Morpho-physiology and Anatomy of the Six Grass Species Growing on Lateritic Soil: Diagnosis of Characters for Phytostabilization of Soils Depleted by Mining

Abstract

Due to extensive mining activities, strip vegetation and soil contamination with heavy metals have become common. One of the approaches to ecological restoration is phytostabilization, which uses plants to stabilize and reduce the mobility of heavy metals in the soil. In this study, six species of grasses – namely, Alloteropsis semialata (R.Br.) Hitchc., Cymbopogon citratus (DC.) Stapf, Dinochloa acutiflora (Munro) Soenarko, Imperata cylindrica (L.) Raeusch., Machaerina disticha (C.B. Clarke) T. Koyama, and Panicum repens L. – were collected from a degraded area with lateritic soil in Brgy. Taltal, Masinloc, Zambales, Philippines. The root growth, the direction of roots formed, and mean daily transpiration rate were observed to find a combination of grass species for phytostabilization. Leaf and root anatomical sections were observed using the freehand technique to know the characteristics that enable them to thrive in lateritic soil. D. acutiflora was the only species that exhibited horizontal and spreading roots and the fastest root growth among the six species, whereas A. semialata and P. repens were the deepest penetrating roots among the vertical forming roots. Transpiration rate was the highest at 12:00 PM and is significantly differentiated from 09:00 AM and 04:00 PM – as exhibited by the two exotic species, I. cylindrica and P. repens.
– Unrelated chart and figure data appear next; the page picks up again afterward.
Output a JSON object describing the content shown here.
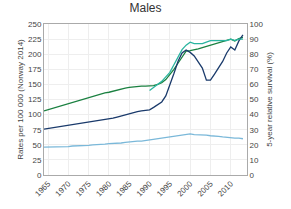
{
  "chart_data": {
    "type": "line",
    "title": "Males",
    "ylabel": "Rates per 100 000 (Norway 2014)",
    "y2label": "5-year relative survival (%)",
    "x": [
      1964,
      1965,
      1966,
      1967,
      1968,
      1969,
      1970,
      1971,
      1972,
      1973,
      1974,
      1975,
      1976,
      1977,
      1978,
      1979,
      1980,
      1981,
      1982,
      1983,
      1984,
      1985,
      1986,
      1987,
      1988,
      1989,
      1990,
      1991,
      1992,
      1993,
      1994,
      1995,
      1996,
      1997,
      1998,
      1999,
      2000,
      2001,
      2002,
      2003,
      2004,
      2005,
      2006,
      2007,
      2008,
      2009,
      2010,
      2011,
      2012,
      2013
    ],
    "series": [
      {
        "color": "#1a8040",
        "values": [
          106,
          108,
          110,
          112,
          114,
          116,
          118,
          121,
          123,
          125,
          127,
          129,
          131,
          133,
          135,
          136,
          137,
          139,
          141,
          143,
          144,
          145,
          146,
          147,
          147,
          147,
          147,
          148,
          150,
          153,
          158,
          166,
          175,
          185,
          196,
          205,
          206,
          207,
          209,
          211,
          213,
          215,
          218,
          220,
          222,
          223,
          225,
          222,
          226,
          228
        ]
      },
      {
        "color": "#1a3a6b",
        "values": [
          76,
          77,
          78,
          79,
          80,
          81,
          82,
          83,
          84,
          85,
          86,
          87,
          88,
          89,
          90,
          91,
          92,
          94,
          96,
          98,
          100,
          102,
          104,
          105,
          106,
          107,
          108,
          112,
          116,
          121,
          131,
          148,
          168,
          188,
          202,
          207,
          203,
          197,
          186,
          177,
          157,
          157,
          167,
          178,
          188,
          202,
          212,
          207,
          222,
          232
        ]
      },
      {
        "color": "#7ab8d9",
        "values": [
          46,
          46,
          46,
          47,
          47,
          47,
          47,
          48,
          48,
          48,
          49,
          49,
          50,
          50,
          51,
          51,
          52,
          52,
          53,
          53,
          54,
          55,
          55,
          56,
          56,
          57,
          57,
          58,
          59,
          60,
          62,
          63,
          64,
          65,
          66,
          67,
          68,
          67,
          67,
          66,
          66,
          65,
          65,
          64,
          63,
          62,
          62,
          61,
          61,
          60
        ]
      },
      {
        "color": "#2ab5a0",
        "axis": "y2",
        "x": [
          1990,
          1991,
          1992,
          1993,
          1994,
          1995,
          1996,
          1997,
          1998,
          1999,
          2000,
          2001,
          2002,
          2003,
          2004,
          2005,
          2006,
          2007,
          2008,
          2009,
          2010,
          2011,
          2012,
          2013
        ],
        "values": [
          56,
          58,
          60,
          62,
          65,
          68,
          73,
          78,
          83,
          86,
          88,
          87,
          87,
          87,
          88,
          89,
          89,
          89,
          89,
          89,
          90,
          89,
          90,
          90
        ]
      }
    ],
    "xlim": [
      1964,
      2014
    ],
    "xticks": [
      1965,
      1970,
      1975,
      1980,
      1985,
      1990,
      1995,
      2000,
      2005,
      2010
    ],
    "ylim": [
      0,
      250
    ],
    "yticks": [
      0,
      25,
      50,
      75,
      100,
      125,
      150,
      175,
      200,
      225,
      250
    ],
    "y2lim": [
      0,
      100
    ],
    "y2ticks": [
      0,
      10,
      20,
      30,
      40,
      50,
      60,
      70,
      80,
      90,
      100
    ],
    "grid": true
  }
}
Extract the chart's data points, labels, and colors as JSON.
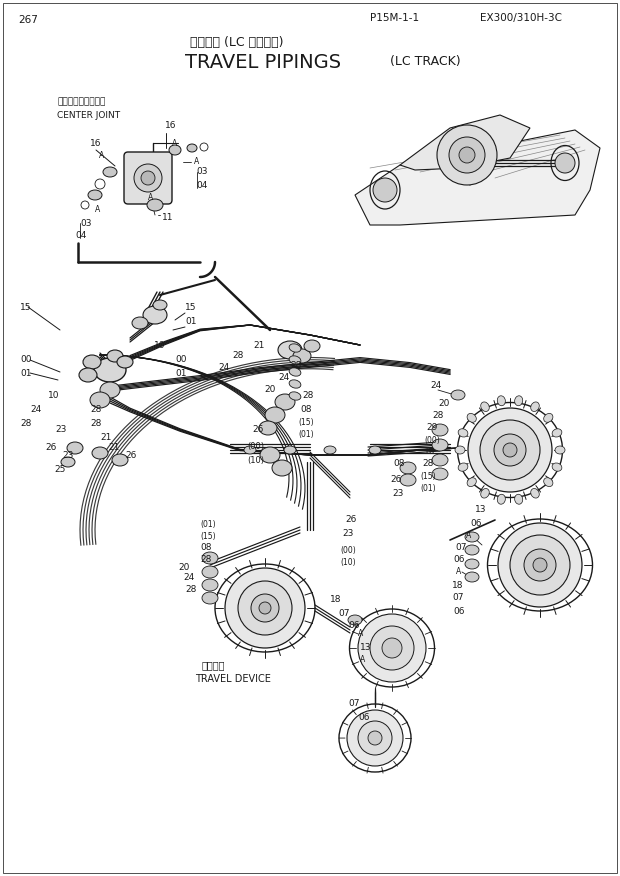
{
  "page_num": "267",
  "doc_ref": "P15M-1-1",
  "model": "EX300/310H-3C",
  "title_jp": "走行配管 (LC トラック)",
  "title_en": "TRAVEL PIPINGS",
  "title_en2": "(LC TRACK)",
  "center_joint_jp": "センタージョイント",
  "center_joint_en": "CENTER JOINT",
  "travel_device_jp": "走行装置",
  "travel_device_en": "TRAVEL DEVICE",
  "bg_color": "#ffffff",
  "lc": "#1a1a1a"
}
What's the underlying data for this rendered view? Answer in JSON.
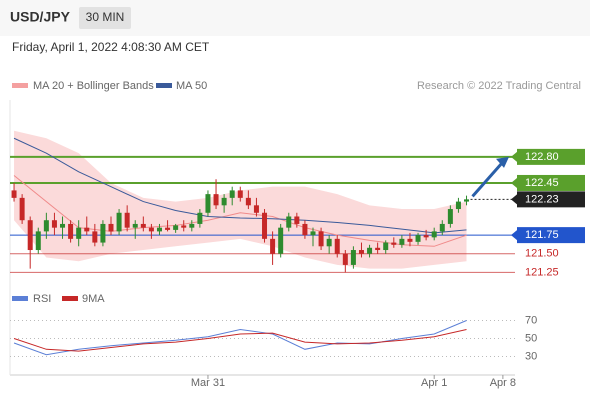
{
  "header": {
    "pair": "USD/JPY",
    "interval": "30 MIN",
    "date": "Friday, April 1, 2022 4:08:30 AM CET"
  },
  "chart_data": [
    {
      "type": "candlestick",
      "legend": [
        "MA 20 + Bollinger Bands",
        "MA 50"
      ],
      "credit": "Research © 2022 Trading Central",
      "ylim": [
        121.0,
        123.55
      ],
      "xlim": [
        -0.5,
        62
      ],
      "xticks": [
        {
          "value": 24,
          "label": "Mar 31"
        },
        {
          "value": 52,
          "label": "Apr 1"
        },
        {
          "value": 60.5,
          "label": "Apr 8"
        }
      ],
      "up_color": "#2e8b2e",
      "down_color": "#c62828",
      "candles": [
        [
          122.35,
          122.45,
          122.2,
          122.25
        ],
        [
          122.25,
          122.3,
          121.9,
          121.95
        ],
        [
          121.95,
          122.0,
          121.3,
          121.55
        ],
        [
          121.55,
          121.85,
          121.5,
          121.8
        ],
        [
          121.8,
          122.05,
          121.7,
          121.95
        ],
        [
          121.95,
          122.05,
          121.75,
          121.85
        ],
        [
          121.85,
          122.0,
          121.7,
          121.9
        ],
        [
          121.9,
          121.95,
          121.65,
          121.7
        ],
        [
          121.7,
          121.95,
          121.6,
          121.85
        ],
        [
          121.85,
          122.0,
          121.75,
          121.8
        ],
        [
          121.8,
          121.9,
          121.6,
          121.65
        ],
        [
          121.65,
          121.95,
          121.6,
          121.9
        ],
        [
          121.9,
          122.0,
          121.75,
          121.8
        ],
        [
          121.8,
          122.1,
          121.75,
          122.05
        ],
        [
          122.05,
          122.15,
          121.8,
          121.85
        ],
        [
          121.85,
          121.95,
          121.7,
          121.9
        ],
        [
          121.9,
          122.0,
          121.8,
          121.85
        ],
        [
          121.85,
          121.9,
          121.7,
          121.8
        ],
        [
          121.8,
          121.9,
          121.75,
          121.85
        ],
        [
          121.85,
          121.95,
          121.8,
          121.82
        ],
        [
          121.82,
          121.9,
          121.78,
          121.88
        ],
        [
          121.88,
          121.95,
          121.8,
          121.85
        ],
        [
          121.85,
          121.95,
          121.8,
          121.9
        ],
        [
          121.9,
          122.1,
          121.85,
          122.05
        ],
        [
          122.05,
          122.35,
          122.0,
          122.3
        ],
        [
          122.3,
          122.5,
          122.1,
          122.15
        ],
        [
          122.15,
          122.3,
          122.05,
          122.25
        ],
        [
          122.25,
          122.4,
          122.15,
          122.35
        ],
        [
          122.35,
          122.4,
          122.2,
          122.25
        ],
        [
          122.25,
          122.35,
          122.1,
          122.15
        ],
        [
          122.15,
          122.25,
          122.0,
          122.05
        ],
        [
          122.05,
          122.1,
          121.65,
          121.7
        ],
        [
          121.7,
          121.8,
          121.35,
          121.5
        ],
        [
          121.5,
          121.9,
          121.45,
          121.85
        ],
        [
          121.85,
          122.05,
          121.8,
          122.0
        ],
        [
          122.0,
          122.05,
          121.85,
          121.9
        ],
        [
          121.9,
          121.95,
          121.7,
          121.75
        ],
        [
          121.75,
          121.85,
          121.6,
          121.8
        ],
        [
          121.8,
          121.85,
          121.55,
          121.6
        ],
        [
          121.6,
          121.75,
          121.5,
          121.7
        ],
        [
          121.7,
          121.75,
          121.45,
          121.5
        ],
        [
          121.5,
          121.55,
          121.25,
          121.35
        ],
        [
          121.35,
          121.6,
          121.3,
          121.55
        ],
        [
          121.55,
          121.65,
          121.45,
          121.5
        ],
        [
          121.5,
          121.62,
          121.45,
          121.58
        ],
        [
          121.58,
          121.65,
          121.5,
          121.55
        ],
        [
          121.55,
          121.68,
          121.5,
          121.65
        ],
        [
          121.65,
          121.72,
          121.58,
          121.62
        ],
        [
          121.62,
          121.75,
          121.58,
          121.7
        ],
        [
          121.7,
          121.78,
          121.6,
          121.66
        ],
        [
          121.66,
          121.78,
          121.62,
          121.75
        ],
        [
          121.75,
          121.82,
          121.68,
          121.72
        ],
        [
          121.72,
          121.85,
          121.68,
          121.8
        ],
        [
          121.8,
          121.95,
          121.75,
          121.9
        ],
        [
          121.9,
          122.15,
          121.85,
          122.1
        ],
        [
          122.1,
          122.25,
          122.05,
          122.2
        ],
        [
          122.2,
          122.28,
          122.15,
          122.23
        ]
      ],
      "x": [
        0,
        4,
        8,
        12,
        16,
        20,
        24,
        28,
        32,
        36,
        40,
        44,
        48,
        52,
        56
      ],
      "bands": {
        "color": "#fbdada",
        "upper": [
          123.15,
          123.05,
          122.85,
          122.45,
          122.25,
          122.2,
          122.25,
          122.35,
          122.4,
          122.4,
          122.3,
          122.15,
          122.1,
          122.1,
          122.2
        ],
        "lower": [
          121.95,
          121.45,
          121.4,
          121.5,
          121.55,
          121.6,
          121.65,
          121.7,
          121.6,
          121.45,
          121.35,
          121.3,
          121.3,
          121.35,
          121.4
        ]
      },
      "series": [
        {
          "name": "MA 20",
          "color": "#f08a8a",
          "values": [
            122.55,
            122.2,
            121.85,
            121.8,
            121.85,
            121.88,
            121.95,
            122.05,
            122.0,
            121.85,
            121.75,
            121.68,
            121.62,
            121.6,
            121.75
          ]
        },
        {
          "name": "MA 50",
          "color": "#3a5a9a",
          "values": [
            123.05,
            122.85,
            122.6,
            122.4,
            122.2,
            122.08,
            122.0,
            121.98,
            121.97,
            121.95,
            121.92,
            121.88,
            121.83,
            121.78,
            121.82
          ]
        }
      ],
      "levels": [
        122.8,
        122.45,
        122.23,
        121.75,
        121.5,
        121.25
      ],
      "level_labels": [
        "122.80",
        "122.45",
        "122.23",
        "121.75",
        "121.50",
        "121.25"
      ],
      "level_colors": [
        "#5aa02c",
        "#5aa02c",
        "#222222",
        "#2255cc",
        "#c62828",
        "#c62828"
      ]
    },
    {
      "type": "line",
      "ylim": [
        15,
        75
      ],
      "yticks": [
        70,
        50,
        30
      ],
      "x": [
        0,
        4,
        8,
        12,
        16,
        20,
        24,
        28,
        32,
        36,
        40,
        44,
        48,
        52,
        56
      ],
      "series": [
        {
          "name": "RSI",
          "color": "#5b7fd6",
          "values": [
            45,
            32,
            38,
            42,
            45,
            48,
            52,
            60,
            55,
            38,
            45,
            44,
            50,
            55,
            70
          ]
        },
        {
          "name": "9MA",
          "color": "#c62828",
          "values": [
            50,
            38,
            36,
            40,
            44,
            46,
            50,
            55,
            56,
            46,
            44,
            45,
            48,
            52,
            60
          ]
        }
      ]
    }
  ]
}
Leaf anatomical features in the transverse section – such as thickened epidermal cell walls (anticline), presence of sclerenchyma caps, extended vascular bundles, and bulliform cells – were observed in the leaves of the six species. Root anatomical features observed were thickened epidermal cell walls (anticline), thick endodermis, and a large cortex filled with intercellular spaces (P. repens, D. acutiflora, and M. disticha), as well as black spots in the cortex and pericycle (A. semialata). Knowing these traits, A. semialata, D. acutiflora, and P. repens were found suitable for phytostabilization.